Maathai also decries the state of support from the Kenyan government for farmers in her words to “empower him in the international marketplace". For the youth, yes the Youth Enterprise Development Fund (YEDF) is a great initiative to empower the youth, however, young entrepreneurs need some form of ongoing business support, not just financial. Also the Fund can be a conduit to push youth-owned products and services both onto local and international markets.

Working together for the greater common good

Apart from institutional challenges the macadamia farmers faced, ultimately Maathai writes that it was “own failure to understand the consequences of its self-destructive actions. Instead of working together to further the common good of their communities, each person pursued his individual interests - and all lost.”

Just as how the macadamia thieves ruined this entire industry, so have unethical entrepreneurs also sullied the name of business. So often cases are brought to our attention at Yipe.org of ruthless contractors or middle-men who give out work to young entrepreneurs and yet do not pay them their just dues.
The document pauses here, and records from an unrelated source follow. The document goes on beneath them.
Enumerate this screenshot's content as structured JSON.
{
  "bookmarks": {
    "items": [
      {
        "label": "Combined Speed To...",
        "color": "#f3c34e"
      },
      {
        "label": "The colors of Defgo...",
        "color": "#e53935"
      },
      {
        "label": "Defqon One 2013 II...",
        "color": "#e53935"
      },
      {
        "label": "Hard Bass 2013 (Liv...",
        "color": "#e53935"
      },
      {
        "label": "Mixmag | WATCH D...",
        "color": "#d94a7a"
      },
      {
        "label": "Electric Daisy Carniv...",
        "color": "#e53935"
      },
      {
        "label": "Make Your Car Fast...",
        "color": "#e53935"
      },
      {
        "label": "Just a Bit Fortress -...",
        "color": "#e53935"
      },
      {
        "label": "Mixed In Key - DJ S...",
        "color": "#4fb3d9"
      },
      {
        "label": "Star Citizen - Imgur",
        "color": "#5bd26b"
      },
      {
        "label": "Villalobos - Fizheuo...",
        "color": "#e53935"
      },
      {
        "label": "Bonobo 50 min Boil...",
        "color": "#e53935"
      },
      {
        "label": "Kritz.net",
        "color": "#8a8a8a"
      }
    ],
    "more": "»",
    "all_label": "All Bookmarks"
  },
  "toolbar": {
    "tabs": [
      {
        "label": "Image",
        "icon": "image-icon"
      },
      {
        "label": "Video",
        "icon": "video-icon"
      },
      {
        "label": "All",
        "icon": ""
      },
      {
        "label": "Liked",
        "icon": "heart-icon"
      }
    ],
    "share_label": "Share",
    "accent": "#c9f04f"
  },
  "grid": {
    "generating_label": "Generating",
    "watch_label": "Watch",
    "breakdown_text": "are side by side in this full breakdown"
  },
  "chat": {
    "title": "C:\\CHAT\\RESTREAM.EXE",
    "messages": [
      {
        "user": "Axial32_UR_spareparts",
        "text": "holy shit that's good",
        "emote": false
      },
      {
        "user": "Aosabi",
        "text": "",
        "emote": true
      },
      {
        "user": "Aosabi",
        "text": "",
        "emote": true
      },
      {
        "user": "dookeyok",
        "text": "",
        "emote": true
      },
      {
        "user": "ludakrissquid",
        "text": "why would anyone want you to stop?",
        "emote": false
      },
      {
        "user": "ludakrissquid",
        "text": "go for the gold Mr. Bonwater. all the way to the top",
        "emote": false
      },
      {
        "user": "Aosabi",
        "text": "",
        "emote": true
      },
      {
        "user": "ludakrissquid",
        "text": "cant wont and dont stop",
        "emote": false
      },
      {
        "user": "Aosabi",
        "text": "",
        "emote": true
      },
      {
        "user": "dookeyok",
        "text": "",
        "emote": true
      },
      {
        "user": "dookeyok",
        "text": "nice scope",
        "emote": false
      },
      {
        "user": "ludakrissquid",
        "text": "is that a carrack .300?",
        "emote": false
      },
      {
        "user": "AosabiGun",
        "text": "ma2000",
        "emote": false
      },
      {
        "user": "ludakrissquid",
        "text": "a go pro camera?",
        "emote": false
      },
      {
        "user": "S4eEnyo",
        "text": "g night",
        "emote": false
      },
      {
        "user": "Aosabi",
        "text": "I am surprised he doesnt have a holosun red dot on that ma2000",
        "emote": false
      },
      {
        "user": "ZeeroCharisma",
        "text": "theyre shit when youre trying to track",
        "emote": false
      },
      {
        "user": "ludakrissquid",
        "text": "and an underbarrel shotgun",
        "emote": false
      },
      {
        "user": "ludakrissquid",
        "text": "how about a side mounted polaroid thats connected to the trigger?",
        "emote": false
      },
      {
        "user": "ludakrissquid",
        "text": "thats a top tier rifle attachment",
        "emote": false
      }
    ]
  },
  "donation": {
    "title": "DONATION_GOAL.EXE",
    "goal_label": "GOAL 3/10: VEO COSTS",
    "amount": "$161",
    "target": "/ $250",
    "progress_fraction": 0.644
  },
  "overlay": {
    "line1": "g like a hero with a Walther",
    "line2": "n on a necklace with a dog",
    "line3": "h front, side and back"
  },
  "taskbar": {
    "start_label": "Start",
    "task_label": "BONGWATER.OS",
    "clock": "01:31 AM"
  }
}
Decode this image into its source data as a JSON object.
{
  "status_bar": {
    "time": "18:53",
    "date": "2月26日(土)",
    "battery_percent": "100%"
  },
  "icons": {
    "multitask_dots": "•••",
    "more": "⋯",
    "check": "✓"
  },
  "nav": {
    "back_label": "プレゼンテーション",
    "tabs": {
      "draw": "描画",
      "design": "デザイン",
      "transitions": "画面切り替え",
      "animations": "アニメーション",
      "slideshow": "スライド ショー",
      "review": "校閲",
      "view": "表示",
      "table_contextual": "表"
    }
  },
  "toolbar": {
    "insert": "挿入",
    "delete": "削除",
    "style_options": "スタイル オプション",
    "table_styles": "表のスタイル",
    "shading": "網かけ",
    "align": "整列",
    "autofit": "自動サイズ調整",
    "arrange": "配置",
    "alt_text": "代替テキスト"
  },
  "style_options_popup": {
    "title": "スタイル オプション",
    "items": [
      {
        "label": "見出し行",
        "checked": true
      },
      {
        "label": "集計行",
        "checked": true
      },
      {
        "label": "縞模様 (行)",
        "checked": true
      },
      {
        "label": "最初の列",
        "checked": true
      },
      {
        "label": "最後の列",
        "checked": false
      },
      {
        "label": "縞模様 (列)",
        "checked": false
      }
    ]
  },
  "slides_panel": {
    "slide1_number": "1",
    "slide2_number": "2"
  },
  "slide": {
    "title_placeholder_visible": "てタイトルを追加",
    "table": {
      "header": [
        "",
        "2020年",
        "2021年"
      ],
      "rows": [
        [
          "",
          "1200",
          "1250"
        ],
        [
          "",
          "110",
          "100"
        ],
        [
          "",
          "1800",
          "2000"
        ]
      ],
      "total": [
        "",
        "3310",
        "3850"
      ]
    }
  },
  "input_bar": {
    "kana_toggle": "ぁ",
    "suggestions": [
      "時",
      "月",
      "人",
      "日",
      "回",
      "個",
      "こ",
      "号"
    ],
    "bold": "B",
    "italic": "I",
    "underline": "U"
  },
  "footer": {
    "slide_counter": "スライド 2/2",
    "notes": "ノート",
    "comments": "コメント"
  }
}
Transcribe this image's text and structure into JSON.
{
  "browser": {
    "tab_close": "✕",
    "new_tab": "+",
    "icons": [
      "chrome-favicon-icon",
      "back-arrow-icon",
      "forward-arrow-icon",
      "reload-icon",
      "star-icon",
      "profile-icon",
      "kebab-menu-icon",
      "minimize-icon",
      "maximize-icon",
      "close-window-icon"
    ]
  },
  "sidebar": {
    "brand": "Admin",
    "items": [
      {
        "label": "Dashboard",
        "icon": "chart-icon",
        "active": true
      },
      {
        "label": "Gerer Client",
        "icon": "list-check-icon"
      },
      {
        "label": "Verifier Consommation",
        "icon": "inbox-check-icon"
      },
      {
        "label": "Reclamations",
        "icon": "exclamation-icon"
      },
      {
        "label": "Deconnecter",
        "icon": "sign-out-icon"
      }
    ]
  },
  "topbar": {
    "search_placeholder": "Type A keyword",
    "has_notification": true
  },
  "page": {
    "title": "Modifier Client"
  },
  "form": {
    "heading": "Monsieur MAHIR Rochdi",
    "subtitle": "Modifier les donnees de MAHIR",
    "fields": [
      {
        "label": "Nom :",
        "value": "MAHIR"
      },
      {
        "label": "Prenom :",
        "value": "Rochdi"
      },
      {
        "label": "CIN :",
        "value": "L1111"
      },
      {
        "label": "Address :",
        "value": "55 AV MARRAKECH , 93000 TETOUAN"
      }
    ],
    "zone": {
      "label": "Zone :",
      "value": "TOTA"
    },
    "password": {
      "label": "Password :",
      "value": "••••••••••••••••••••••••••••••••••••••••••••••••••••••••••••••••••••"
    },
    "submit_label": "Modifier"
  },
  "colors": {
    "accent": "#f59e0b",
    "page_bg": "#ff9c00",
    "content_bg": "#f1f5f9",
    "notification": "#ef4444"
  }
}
However mainly due to a sense of powerlessness, young entrepreneurs who believe they are at the mercy of these thugs and on the promise of more work remain silent, writing off these debts by taking on more expensive loans to service them. Similar to the macadamia farmer case, as Maathai writes this is corruption, nothing else. It doesn’t matter whether it is at the State House or the local kiosk, unethical business where one lives off the sweat of another is corruption.

One new media group in Kenya has stood up to fight these criminal entrepreneurs by forming a facebook group called People Against Corruption in Kenya. The group is a platform for any person that has been cheated or defrauded out of their just dues to place a complaint so as to assist other young entrepreneurs from falling into the same trap.

Because most young entrepreneurs are small fish compared to the big fry that conned them in the first place, this group is a more user friendly way of at least ensuring justice in the form of awareness raising and preventing fellow entrepreneurs being conned. It beats waiting for the judicial system which takes too long, and is itself prone to corruption, and once it grows, it will probably serve as an business integrity rating system.

So as Wangari Maathai writes there is an ethical revolution in the making. And young entrepreneurs are sure to be in the fore-front of this change.